Child Passenger Safety and Seatbelts

LIBERTY, March 20, 2018 - Nationally, traffic collisions are the leading cause of death among children ages 5 to 14 and the results are staggering; more than 500 are killed and 95,000 are injured annually. Many of these deaths and injuries could have been prevented if the children were properly restrained in seat belts or child safety seats. When children outgrow forward-facing child safety seats, they need to be restrained in belt-positioning booster seats until they are big enough to fit properly in an adult seat belt.

Things to remember when transporting children or using child safety/booster seats in a vehicle:

  • All children ages 12 and under should sit in the back seat properly restrained. The rear seat is the safest place for children.
  • Never use pillows, books, or towels to boost the height of a child. They can slide around and increase the likelihood of injury.
  • Make sure everyone is buckled up correctly. Infants and very young children should be in child safety seats. Young children should be correctly buckled using a booster seat.
  • Read the instructions for the child safety or booster seat and your vehicle owner’s manual before installation. If the vehicle has only lap belts in the back seat, consider having shoulder belts installed by a dealer or repair facility. Most vehicle manufacturers offer retrofit shoulder belt kits for this purpose.
  • After installing a child safety or booster seat, do not forget to test for a snug and secure fit. Properly fitting lap and shoulder belts reduce the risk for belt-induced injuries, which can occur when lap or lap/shoulder belts are a small child’s only restraint.
  • Always fill out and mail the registration card that comes with the safety/booster seat so notifications can be made in case of a recall.

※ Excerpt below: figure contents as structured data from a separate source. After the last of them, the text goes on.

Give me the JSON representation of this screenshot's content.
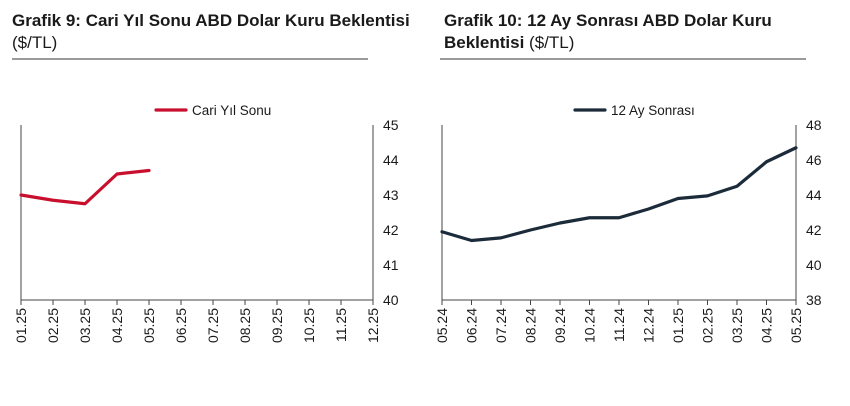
{
  "charts": {
    "left": {
      "title_bold": "Grafik 9: Cari Yıl Sonu ABD Dolar Kuru Beklentisi",
      "title_unit": "($/TL)"
    },
    "right": {
      "title_bold": "Grafik 10: 12 Ay Sonrası ABD Dolar Kuru Beklentisi",
      "title_unit": "($/TL)"
    }
  },
  "chart_data": [
    {
      "type": "line",
      "title": "Grafik 9: Cari Yıl Sonu ABD Dolar Kuru Beklentisi ($/TL)",
      "x": [
        "01.25",
        "02.25",
        "03.25",
        "04.25",
        "05.25",
        "06.25",
        "07.25",
        "08.25",
        "09.25",
        "10.25",
        "11.25",
        "12.25"
      ],
      "series": [
        {
          "name": "Cari Yıl Sonu",
          "color": "#c8102e",
          "values": [
            43.0,
            42.85,
            42.75,
            43.6,
            43.7,
            null,
            null,
            null,
            null,
            null,
            null,
            null
          ]
        }
      ],
      "ylim": [
        40,
        45
      ],
      "yticks": [
        40,
        41,
        42,
        43,
        44,
        45
      ],
      "y_axis_side": "right",
      "legend": "top-center",
      "grid": false
    },
    {
      "type": "line",
      "title": "Grafik 10: 12 Ay Sonrası ABD Dolar Kuru Beklentisi ($/TL)",
      "x": [
        "05.24",
        "06.24",
        "07.24",
        "08.24",
        "09.24",
        "10.24",
        "11.24",
        "12.24",
        "01.25",
        "02.25",
        "03.25",
        "04.25",
        "05.25"
      ],
      "series": [
        {
          "name": "12 Ay Sonrası",
          "color": "#1c2b39",
          "values": [
            41.9,
            41.4,
            41.55,
            42.0,
            42.4,
            42.7,
            42.7,
            43.2,
            43.8,
            43.95,
            44.5,
            45.9,
            46.7
          ]
        }
      ],
      "ylim": [
        38,
        48
      ],
      "yticks": [
        38,
        40,
        42,
        44,
        46,
        48
      ],
      "y_axis_side": "right",
      "legend": "top-center",
      "grid": false
    }
  ]
}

In 2016, the Texas Department of Public Safety (DPS) introduced a Child Passenger Safety National Best Practice Recommendation list with four phases. Texas law doesn’t require parents to practice everything on this recommendations list, but authorities urge all parents to take these recommendations seriously to prevent spinal cord injuries and death. The new law is meant to close the safety gap for children who have outgrown infant car seats, but are not big enough to be protected by adult safety belts. Booster seats are required by law to comply with the same standards and guidelines as child safety seats. When buying a booster seat, make sure it has a label stating the child restraint system conforms to all applicable United States Federal Motor Vehicle Safety Standards. Never use a booster seat that has been in a crash. The seat may have defects that are not visible.